Existe um túmulo no Chipre de 9.500 anos que comporta um enterro duplo. Havia um gato e outros objetos junto com o falecido. Isso comprova a tese que os gatos estão conosco ao menos por 10 mil anos. Coincide com a criação da agricultura. Faz sentido, acumular grãos atrai roedores e o melhor remédio para mantê-los afastados são seus predadores. No começo, vieram até nós pelos ratos, toleramos porque eles deixavam os ladrões de cereais longe. Entraram na nossa civilização como guardiães de celeiros. Com o passar do tempo, foram aposentados, vivendo de carinho e ração.
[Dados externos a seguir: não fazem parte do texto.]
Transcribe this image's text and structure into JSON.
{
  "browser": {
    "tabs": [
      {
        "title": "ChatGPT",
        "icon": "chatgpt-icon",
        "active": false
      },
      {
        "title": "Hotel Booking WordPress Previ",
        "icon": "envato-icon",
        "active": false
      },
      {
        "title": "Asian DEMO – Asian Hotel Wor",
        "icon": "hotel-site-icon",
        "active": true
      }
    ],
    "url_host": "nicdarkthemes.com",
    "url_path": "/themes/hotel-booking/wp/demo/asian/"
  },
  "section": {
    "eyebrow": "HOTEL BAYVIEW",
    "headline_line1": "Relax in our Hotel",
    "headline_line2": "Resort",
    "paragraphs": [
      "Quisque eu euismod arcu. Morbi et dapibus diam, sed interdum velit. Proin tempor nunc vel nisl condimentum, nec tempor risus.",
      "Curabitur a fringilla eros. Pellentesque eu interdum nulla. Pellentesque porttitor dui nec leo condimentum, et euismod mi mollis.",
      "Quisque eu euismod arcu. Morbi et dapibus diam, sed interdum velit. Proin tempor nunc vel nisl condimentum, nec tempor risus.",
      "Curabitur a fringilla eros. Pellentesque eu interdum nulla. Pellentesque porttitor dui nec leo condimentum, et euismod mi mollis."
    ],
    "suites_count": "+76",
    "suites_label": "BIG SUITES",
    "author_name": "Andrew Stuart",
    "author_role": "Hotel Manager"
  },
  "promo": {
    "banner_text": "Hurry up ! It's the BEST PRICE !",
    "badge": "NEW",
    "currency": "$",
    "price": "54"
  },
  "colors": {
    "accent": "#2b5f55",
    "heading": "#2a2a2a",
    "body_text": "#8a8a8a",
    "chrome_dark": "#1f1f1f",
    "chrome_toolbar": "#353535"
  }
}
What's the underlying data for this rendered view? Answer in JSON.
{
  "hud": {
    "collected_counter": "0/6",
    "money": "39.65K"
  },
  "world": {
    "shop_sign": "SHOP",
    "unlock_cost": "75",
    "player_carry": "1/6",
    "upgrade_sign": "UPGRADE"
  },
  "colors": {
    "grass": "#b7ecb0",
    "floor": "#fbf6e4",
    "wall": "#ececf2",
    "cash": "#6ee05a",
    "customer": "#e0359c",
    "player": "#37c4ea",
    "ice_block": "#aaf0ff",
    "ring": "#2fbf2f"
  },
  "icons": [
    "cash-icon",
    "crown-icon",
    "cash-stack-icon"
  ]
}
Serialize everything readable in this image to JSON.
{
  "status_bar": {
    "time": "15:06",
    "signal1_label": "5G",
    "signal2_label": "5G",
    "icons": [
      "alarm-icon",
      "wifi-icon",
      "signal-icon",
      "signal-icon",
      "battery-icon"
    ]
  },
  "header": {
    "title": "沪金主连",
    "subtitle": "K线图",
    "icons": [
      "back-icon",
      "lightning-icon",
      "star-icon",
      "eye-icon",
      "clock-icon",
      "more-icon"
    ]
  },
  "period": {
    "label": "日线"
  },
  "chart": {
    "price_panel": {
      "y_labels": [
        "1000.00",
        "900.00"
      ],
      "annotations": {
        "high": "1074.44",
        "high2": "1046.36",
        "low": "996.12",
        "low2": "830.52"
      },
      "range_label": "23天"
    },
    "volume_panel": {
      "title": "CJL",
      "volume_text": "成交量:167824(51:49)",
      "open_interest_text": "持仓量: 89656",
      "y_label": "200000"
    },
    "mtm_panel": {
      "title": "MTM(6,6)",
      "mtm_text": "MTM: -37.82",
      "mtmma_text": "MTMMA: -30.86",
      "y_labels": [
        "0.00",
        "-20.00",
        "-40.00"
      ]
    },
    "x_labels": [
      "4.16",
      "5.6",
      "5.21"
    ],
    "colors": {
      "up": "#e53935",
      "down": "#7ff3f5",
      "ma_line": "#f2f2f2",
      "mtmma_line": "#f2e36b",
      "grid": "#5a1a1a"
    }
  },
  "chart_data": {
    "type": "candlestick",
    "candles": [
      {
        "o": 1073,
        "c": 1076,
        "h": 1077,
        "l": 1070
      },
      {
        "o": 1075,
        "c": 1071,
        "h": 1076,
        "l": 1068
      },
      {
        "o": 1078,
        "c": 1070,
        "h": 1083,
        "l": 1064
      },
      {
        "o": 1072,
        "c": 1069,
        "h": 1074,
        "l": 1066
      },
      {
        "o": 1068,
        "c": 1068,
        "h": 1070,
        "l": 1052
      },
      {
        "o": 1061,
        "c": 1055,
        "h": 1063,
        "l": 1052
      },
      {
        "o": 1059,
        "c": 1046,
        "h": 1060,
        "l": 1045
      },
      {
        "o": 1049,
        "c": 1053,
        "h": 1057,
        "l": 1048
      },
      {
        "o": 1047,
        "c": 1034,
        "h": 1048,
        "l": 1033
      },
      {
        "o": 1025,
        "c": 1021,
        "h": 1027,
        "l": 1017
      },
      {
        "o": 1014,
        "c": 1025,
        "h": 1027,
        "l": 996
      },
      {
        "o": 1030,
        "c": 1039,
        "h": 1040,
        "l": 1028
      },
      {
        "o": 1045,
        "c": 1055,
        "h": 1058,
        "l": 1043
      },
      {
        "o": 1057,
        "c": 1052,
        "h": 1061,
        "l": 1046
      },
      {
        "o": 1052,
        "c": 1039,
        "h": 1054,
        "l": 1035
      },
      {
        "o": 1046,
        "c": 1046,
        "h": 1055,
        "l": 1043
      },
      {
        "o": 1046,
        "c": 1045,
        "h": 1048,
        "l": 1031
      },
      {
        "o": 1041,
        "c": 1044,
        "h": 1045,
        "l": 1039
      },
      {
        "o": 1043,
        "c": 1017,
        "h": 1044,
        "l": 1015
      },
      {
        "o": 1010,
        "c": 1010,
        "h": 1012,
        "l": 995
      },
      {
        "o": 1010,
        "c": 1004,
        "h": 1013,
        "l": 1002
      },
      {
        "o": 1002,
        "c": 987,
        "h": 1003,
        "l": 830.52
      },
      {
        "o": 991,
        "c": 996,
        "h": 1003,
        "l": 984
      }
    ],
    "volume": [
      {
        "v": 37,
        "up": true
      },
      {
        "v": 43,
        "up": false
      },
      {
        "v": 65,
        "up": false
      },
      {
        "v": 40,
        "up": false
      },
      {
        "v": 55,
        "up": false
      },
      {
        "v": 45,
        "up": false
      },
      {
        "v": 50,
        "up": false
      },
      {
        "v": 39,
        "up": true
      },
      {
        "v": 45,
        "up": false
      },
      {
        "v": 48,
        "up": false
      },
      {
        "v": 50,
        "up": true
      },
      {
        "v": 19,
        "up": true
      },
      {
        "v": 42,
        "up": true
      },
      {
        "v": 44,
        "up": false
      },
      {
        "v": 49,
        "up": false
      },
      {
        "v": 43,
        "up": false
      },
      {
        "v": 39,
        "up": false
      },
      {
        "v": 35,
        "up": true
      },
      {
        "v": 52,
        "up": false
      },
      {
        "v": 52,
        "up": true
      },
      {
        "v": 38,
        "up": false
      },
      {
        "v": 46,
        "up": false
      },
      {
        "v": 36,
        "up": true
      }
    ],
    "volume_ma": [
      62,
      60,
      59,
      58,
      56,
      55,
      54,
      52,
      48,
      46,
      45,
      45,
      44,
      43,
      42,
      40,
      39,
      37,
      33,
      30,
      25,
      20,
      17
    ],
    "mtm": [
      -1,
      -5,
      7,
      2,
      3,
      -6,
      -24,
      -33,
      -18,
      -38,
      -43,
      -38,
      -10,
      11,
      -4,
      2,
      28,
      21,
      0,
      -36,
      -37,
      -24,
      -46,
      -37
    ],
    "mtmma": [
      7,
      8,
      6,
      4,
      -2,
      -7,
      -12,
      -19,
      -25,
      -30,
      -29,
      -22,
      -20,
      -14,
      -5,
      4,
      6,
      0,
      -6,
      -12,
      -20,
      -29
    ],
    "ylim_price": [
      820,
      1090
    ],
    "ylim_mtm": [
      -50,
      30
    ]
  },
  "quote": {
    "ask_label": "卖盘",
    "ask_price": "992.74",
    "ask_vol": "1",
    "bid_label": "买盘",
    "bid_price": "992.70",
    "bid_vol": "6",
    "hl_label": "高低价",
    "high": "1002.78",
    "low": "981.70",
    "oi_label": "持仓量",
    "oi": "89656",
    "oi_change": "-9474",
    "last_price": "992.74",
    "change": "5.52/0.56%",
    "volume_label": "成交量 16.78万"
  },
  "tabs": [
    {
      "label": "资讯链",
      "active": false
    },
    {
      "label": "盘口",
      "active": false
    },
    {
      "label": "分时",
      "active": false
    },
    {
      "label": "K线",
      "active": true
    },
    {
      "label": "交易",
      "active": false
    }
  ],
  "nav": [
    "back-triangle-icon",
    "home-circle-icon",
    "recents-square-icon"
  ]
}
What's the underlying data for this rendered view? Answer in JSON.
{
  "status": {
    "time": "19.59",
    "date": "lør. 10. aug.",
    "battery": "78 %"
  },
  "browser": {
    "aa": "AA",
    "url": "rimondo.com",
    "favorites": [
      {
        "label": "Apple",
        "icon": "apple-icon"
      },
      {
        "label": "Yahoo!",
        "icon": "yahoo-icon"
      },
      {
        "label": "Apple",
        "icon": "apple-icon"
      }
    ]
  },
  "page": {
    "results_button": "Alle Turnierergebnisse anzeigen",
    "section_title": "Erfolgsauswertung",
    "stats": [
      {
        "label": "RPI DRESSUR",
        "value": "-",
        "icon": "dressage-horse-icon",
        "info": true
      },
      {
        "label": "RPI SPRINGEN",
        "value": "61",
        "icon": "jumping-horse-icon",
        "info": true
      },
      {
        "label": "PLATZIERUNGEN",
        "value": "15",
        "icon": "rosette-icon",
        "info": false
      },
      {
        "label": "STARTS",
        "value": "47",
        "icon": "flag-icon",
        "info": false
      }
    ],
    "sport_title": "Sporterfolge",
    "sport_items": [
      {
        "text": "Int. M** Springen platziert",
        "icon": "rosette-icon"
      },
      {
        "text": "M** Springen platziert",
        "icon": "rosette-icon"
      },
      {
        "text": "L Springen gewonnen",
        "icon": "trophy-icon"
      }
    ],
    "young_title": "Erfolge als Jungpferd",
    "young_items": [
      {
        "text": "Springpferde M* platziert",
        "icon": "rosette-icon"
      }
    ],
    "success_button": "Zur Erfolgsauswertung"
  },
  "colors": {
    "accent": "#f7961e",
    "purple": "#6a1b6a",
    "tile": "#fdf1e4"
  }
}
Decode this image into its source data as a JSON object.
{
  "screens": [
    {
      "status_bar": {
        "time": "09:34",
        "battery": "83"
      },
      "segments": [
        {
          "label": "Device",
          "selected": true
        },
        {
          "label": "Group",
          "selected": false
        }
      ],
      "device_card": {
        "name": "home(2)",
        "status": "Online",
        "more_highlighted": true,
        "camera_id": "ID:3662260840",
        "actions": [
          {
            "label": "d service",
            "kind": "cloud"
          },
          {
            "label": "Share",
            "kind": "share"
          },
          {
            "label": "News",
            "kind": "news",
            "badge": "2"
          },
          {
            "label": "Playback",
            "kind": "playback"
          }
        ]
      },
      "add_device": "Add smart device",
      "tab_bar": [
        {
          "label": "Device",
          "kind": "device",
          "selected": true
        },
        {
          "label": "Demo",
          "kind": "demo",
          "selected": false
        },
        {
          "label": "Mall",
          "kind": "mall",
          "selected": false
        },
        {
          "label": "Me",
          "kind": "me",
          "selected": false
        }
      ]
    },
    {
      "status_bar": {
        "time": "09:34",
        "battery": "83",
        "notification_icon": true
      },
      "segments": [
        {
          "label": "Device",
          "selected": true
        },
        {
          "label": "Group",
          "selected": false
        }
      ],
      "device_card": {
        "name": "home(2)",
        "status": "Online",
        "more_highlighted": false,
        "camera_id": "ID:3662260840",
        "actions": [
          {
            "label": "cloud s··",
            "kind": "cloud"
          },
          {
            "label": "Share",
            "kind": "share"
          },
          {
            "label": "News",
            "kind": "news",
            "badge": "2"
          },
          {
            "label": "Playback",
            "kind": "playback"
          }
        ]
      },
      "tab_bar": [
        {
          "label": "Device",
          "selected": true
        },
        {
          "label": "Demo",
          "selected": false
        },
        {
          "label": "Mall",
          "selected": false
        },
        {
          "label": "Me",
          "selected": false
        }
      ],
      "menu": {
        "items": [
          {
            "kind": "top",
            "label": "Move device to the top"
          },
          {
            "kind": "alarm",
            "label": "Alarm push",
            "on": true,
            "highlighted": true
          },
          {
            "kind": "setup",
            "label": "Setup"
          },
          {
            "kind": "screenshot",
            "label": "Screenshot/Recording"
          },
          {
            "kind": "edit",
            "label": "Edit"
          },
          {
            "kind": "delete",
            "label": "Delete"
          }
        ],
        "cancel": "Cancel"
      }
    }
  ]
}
De vizinhos, viraram posse. Durante toda essa longa jornada, amados ou não, quando pertenciam a uma tribo ou a uma casa, eles tinham um dono. Na entrada do século 20, ficou de bom-tom dizer que os animais têm um "tutor". É uma relação diferente, o acento está na responsabilidade ao cuidar e não na posse. As leis que protegem os animais domésticos ficaram severas naquela época. Ninguém ficava impune se os maltratasse. Passou a exigir-se um protocolo sanitário de vacinas para estar com eles. Foi considerado um degrau acima na consolidação da antiga parceria.
Mas o aperfeiçoamento espiritual não parou. No meio do século 21, a palavra tutor deixou de ser usada e os humanos responsáveis passaram a ser chamados de "agradecidos". Ora, é um privilégio servir e cuidar dos cães e gatos. Estabeleceu-se que seria melhor frisar a sorte que os humanos têm por usufruir da sua companhia. Foram criadas as leis que estipularam quem pode, depois de fazer um curso, ter o privilégio de cuidar de um pet.
Mas o aperfeiçoamento espiritual não parou. Na virada do século 21 para o 22, a humanidade se deu conta de que a palavra agradecidos não demonstra toda nossa reverência e afeição. Foi quando os humanos passaram a se chamar de "súditos". A humanidade passou a reconhecer a realeza da presença animal. Criaram-se cursos de etiqueta para reverenciar da maneira correta nossos superiores e penitenciárias para os recalcitrantes.
Mas o aperfeiçoamento espiritual não parou. Na primeira década do século 22, por fim os humanos aceitaram seu papel menor no cosmos e a grandeza que tínhamos diante dos olhos. Nos tornamos os “adoradores" dos deuses cães e deuses gatos. Datam dessa época os primeiros templos de veneração. Nesse momento, finalmente, o ocidente entendeu o valor da vaca sagrada para os indianos.